Aslında en temel şey hak haberciliğini vazgeçilmez saymaları. Çocuktan yana olmayan, onu birey olarak görmeyen, kişisel bilgilerini sorumsuzca yayan, sesine yer vermeyen, ayrımcılık yapan, çocuğu sadece korunmaya muhtaç, güçsüz varlıklar olarak gösteren medya, Türkiye’nin de taraf olduğu BM Çocuk Hakları Sözleşmesi’ni ihlal etmiş oluyor. Oysa çocuk hakları odaklı medya mümkün. Bu kitapta bunun nasıl olabileceğini anlattık.
Peki, yayın kuruluşları için ne gibi tavsiyelerin var? Çocuk odaklı bir medya yaratmada ne gibi sorumlulukları var?
Yayın kuruluşlarının sorumluluğu çok büyük çünkü medya çocuğun toplumda nasıl algılandığını yansıtma ama aynı zamanda bu algıyı yeniden oluşturma gücüne sahip. Bu konu sadece muhabirin ya da editörün bakış açısına, vicdanına, sorumluluk hissine bırakılmayacak kadar önemli. Köşe yazarından genel yayın yönetmenine, muhabirinden editörüne kadar bir gazetenin, derginin, televizyon kanalının ya da internet sitesinin tüm bileşenlerinin uyması zorunlu ilkelere bağlanmalı. Rehberlerle, kurum içi eğitimlerle ve mesleki denetimle bu sorunun ortadan kaldırılması gerekiyor.
Ezgi Koman: “Kendi algılarıyla yüzleşmelerini öneririm”
Elkitabını yayına hazırlayan Ezgi Koman ise çocuğu özne yapabilmenin yolunun“onları yaşamın eşit ortakları, bağımsız hak ve özgürlük sahibi bireyler olarak kabul etmekten geçtiğini” söylüyor.
“İlk olarak kendi algılarıyla yüzleşmelerini öneririm. Hakikaten çocukları nasıl görüyorlar? Hakları özgürlükleri olan bireyler mi yoksa haberlerinin daha fazla dikkat çekmesini sağlayacak birer nesne mi? Ya da sadece başlarına kötü şeyler gelen, acınılası, korunmaya muhtaç varlıklar mı görüyorlar, yoksa tüm bunları da değiştirme potansiyeline sahip varlıklar mı?

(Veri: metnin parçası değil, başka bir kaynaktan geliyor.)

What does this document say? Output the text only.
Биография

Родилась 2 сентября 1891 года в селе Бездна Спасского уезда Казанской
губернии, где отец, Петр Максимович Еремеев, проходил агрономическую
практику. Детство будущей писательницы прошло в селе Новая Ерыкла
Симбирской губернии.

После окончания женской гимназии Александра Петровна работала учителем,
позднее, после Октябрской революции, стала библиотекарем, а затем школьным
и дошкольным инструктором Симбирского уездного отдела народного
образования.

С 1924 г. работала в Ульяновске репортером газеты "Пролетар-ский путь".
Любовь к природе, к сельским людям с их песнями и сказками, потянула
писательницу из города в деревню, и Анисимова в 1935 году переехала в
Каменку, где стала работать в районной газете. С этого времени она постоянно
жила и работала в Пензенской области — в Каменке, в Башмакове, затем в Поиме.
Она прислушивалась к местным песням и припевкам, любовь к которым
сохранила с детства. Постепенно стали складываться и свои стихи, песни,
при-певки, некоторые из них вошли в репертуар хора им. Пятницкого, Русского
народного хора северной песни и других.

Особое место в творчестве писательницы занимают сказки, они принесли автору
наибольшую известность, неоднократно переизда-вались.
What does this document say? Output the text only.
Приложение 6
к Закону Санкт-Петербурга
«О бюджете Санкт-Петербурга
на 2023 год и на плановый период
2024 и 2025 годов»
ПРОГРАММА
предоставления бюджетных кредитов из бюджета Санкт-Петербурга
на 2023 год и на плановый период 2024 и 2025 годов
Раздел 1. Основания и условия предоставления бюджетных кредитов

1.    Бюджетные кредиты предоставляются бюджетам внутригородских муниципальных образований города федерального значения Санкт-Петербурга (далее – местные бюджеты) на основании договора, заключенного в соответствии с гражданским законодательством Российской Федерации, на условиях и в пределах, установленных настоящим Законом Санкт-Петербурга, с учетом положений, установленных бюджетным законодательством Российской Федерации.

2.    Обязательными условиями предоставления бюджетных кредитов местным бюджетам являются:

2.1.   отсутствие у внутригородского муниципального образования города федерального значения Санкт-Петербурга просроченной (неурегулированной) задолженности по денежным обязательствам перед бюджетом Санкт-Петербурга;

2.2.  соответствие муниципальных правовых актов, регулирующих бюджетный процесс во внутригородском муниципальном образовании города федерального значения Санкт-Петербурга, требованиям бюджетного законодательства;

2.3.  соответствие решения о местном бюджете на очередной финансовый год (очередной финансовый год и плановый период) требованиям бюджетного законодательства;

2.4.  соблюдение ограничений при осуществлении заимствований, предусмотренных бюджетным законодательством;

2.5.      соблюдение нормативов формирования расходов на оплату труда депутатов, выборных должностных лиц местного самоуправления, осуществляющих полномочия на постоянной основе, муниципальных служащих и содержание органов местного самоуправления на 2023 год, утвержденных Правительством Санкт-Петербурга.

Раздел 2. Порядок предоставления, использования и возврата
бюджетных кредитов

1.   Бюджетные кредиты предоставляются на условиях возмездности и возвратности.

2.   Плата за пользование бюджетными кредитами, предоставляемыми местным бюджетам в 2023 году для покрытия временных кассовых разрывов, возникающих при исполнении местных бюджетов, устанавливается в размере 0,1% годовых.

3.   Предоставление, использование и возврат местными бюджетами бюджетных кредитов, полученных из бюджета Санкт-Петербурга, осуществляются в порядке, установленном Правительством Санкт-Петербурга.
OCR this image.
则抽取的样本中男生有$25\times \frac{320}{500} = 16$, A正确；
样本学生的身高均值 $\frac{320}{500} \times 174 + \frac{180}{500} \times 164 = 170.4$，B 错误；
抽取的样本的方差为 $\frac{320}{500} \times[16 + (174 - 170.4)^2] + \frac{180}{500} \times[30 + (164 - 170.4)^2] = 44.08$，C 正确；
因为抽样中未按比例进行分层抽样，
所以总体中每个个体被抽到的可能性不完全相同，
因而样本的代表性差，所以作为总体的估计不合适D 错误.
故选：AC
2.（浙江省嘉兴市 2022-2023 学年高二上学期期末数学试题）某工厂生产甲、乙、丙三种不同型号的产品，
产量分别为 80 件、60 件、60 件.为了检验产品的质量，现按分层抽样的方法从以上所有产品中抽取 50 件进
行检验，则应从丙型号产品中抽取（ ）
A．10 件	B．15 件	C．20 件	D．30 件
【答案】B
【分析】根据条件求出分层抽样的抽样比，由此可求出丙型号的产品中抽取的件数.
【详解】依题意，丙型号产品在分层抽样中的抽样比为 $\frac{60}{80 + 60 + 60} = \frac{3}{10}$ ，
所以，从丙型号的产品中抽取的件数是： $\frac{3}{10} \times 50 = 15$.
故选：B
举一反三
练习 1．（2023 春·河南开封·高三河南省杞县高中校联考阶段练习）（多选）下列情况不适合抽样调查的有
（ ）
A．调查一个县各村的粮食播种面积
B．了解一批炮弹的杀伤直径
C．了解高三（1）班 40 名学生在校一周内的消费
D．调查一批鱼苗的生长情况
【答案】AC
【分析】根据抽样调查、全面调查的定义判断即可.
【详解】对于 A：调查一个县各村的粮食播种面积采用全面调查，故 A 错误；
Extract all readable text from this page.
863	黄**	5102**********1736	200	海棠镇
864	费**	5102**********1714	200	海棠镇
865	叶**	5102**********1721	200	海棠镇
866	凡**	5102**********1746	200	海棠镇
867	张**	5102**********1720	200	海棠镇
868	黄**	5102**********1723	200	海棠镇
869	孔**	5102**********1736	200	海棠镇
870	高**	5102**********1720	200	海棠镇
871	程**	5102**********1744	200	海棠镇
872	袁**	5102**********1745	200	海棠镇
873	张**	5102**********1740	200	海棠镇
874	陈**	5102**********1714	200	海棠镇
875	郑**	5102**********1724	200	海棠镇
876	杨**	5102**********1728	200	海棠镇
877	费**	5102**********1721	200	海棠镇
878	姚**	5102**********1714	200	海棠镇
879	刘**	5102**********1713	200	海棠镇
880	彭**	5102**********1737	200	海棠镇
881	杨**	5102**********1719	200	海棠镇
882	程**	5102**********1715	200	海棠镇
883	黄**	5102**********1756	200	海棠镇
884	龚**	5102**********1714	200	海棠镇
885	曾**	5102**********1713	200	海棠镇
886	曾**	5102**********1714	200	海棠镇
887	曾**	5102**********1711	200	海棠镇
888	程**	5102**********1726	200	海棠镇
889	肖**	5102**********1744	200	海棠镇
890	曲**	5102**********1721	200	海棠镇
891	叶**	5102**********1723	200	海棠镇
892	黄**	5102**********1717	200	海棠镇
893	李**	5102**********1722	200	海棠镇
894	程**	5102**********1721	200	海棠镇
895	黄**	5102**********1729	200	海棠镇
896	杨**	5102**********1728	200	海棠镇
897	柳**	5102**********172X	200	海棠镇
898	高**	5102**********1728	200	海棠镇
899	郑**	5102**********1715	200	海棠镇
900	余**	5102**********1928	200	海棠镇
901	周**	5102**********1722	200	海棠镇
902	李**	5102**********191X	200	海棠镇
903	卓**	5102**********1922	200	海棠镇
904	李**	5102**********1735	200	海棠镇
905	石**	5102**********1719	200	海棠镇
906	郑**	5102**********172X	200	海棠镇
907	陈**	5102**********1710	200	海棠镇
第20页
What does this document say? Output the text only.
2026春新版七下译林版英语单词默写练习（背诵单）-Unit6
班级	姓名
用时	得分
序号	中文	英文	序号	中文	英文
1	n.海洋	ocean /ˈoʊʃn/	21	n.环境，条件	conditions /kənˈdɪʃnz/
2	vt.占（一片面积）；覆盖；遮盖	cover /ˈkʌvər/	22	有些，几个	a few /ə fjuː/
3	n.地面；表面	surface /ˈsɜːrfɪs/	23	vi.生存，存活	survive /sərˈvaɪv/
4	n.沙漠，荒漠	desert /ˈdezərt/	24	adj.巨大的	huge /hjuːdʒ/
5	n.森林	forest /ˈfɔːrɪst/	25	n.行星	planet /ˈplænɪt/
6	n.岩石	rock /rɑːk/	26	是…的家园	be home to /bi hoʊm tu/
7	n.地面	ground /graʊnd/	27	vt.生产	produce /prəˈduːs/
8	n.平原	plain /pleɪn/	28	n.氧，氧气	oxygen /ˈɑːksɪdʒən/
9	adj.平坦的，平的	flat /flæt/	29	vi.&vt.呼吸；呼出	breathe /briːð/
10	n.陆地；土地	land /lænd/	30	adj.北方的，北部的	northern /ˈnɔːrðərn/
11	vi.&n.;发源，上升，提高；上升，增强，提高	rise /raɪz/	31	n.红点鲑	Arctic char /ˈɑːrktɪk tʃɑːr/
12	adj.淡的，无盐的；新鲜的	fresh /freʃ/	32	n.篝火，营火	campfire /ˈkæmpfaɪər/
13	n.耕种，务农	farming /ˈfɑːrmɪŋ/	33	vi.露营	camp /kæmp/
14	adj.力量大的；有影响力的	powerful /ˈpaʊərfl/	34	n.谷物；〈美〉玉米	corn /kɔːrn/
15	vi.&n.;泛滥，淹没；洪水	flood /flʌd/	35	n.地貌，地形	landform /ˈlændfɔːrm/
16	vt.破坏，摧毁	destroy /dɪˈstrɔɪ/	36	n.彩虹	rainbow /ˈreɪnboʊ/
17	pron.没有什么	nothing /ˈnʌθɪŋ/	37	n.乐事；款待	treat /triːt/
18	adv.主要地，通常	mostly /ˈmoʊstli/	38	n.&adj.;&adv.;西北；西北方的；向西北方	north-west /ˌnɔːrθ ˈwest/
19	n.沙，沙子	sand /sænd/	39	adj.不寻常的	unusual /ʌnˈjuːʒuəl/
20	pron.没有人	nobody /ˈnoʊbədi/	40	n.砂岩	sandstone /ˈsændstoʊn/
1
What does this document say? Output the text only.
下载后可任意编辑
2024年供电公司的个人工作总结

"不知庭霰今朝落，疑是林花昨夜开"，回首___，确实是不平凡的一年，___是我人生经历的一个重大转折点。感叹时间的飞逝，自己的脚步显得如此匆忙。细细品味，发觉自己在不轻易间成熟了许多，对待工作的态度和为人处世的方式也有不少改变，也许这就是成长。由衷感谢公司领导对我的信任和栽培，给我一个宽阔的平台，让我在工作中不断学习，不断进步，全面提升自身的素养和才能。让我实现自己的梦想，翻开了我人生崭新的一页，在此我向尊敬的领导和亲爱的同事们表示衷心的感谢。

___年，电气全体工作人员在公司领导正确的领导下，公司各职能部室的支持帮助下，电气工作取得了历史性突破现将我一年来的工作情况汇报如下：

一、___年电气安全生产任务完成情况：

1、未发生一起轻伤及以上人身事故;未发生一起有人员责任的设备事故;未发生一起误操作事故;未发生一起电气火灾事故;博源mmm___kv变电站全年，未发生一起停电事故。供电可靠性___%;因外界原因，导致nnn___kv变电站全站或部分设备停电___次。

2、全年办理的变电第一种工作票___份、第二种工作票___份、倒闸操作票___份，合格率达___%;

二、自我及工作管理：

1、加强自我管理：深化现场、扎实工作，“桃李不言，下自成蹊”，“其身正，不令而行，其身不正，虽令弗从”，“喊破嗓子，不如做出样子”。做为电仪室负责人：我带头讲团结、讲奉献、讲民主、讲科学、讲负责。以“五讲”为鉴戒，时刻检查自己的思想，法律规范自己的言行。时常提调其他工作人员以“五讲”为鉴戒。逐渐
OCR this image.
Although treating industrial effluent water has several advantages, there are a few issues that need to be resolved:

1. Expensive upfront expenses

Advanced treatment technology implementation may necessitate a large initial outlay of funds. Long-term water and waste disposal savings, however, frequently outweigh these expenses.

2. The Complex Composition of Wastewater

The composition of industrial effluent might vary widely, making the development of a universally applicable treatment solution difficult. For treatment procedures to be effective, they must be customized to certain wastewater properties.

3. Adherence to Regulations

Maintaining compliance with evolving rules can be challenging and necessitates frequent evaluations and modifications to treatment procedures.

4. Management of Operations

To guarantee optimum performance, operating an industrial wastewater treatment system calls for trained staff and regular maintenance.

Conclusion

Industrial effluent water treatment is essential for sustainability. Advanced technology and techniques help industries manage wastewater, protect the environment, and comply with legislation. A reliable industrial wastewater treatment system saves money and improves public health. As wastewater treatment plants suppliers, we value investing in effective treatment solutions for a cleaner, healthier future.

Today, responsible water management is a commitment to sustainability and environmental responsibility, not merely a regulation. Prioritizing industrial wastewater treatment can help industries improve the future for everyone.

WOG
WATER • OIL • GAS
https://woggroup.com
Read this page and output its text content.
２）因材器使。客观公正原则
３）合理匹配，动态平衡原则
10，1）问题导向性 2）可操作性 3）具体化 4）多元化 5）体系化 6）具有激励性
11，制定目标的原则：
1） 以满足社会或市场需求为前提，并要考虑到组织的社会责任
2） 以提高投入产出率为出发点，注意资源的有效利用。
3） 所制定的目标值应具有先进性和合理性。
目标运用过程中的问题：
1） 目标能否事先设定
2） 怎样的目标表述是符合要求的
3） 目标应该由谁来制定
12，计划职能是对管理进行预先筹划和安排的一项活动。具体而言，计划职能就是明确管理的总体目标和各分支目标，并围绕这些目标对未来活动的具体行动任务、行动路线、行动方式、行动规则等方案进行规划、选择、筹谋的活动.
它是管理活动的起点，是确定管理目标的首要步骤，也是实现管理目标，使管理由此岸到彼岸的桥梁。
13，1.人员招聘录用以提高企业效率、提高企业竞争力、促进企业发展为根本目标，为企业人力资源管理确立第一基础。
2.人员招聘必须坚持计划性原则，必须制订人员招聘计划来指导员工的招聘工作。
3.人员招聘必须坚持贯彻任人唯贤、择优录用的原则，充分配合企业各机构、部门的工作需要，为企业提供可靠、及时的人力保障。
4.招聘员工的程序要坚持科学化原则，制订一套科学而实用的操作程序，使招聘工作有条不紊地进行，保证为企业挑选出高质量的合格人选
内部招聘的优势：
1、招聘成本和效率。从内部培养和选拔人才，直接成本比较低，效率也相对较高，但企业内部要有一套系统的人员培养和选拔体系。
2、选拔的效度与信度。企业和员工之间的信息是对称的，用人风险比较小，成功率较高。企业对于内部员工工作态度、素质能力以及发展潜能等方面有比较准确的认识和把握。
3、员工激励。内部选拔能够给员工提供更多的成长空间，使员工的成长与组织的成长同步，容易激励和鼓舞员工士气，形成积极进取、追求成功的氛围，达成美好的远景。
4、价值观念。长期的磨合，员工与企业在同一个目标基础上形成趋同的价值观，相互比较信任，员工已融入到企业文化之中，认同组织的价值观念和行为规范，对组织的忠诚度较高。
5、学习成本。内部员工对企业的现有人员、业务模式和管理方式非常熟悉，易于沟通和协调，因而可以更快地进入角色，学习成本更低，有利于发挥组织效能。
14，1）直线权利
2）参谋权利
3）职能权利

“Bir diğer nokta da çocukların haklarının ne olduğunu, Türkiye’deki ilgili mevzuatı ve mekanizmaları dolayısıyla çocuklarla ilgili konularda sorumluluk sahiplerini bilmeleri çok önemli… Çocuk haklarına saygılı gazetecilik örneklerine ve hazırlanmış rehberlerden yararlanmaları da onların pratiklerini kolaylaştıracaktır.
“Bunlar lütuf değil yükümlülük”
“Her ne kadar tarafsız gazetecilik diye bir kavram olsa da gazetecilerin çocuktan taraf olması gerekiyor… Çocuktan taraf olunca yapılması gerekenler hem hukuki hem de etik olarak kendiliğinden ortaya çıkıyor.
“Ve tabii ki kameralarını, mikrofonlarını çocuklara çevirmelerini öneriyorum. Onlara güvenmek, onların sesini merak edip kamusal alana taşımak çocuk haklarına saygılı gazeteciliğin en önemli yolu.
“Ve bir kere daha tekrar edelim tüm bunlar zaten birer lütuf değil Birleşmiş Milletler Çocuk Hakları Sözleşmesi’ni imzalamış bir ülke olan Türkiye’de yükümlülük…”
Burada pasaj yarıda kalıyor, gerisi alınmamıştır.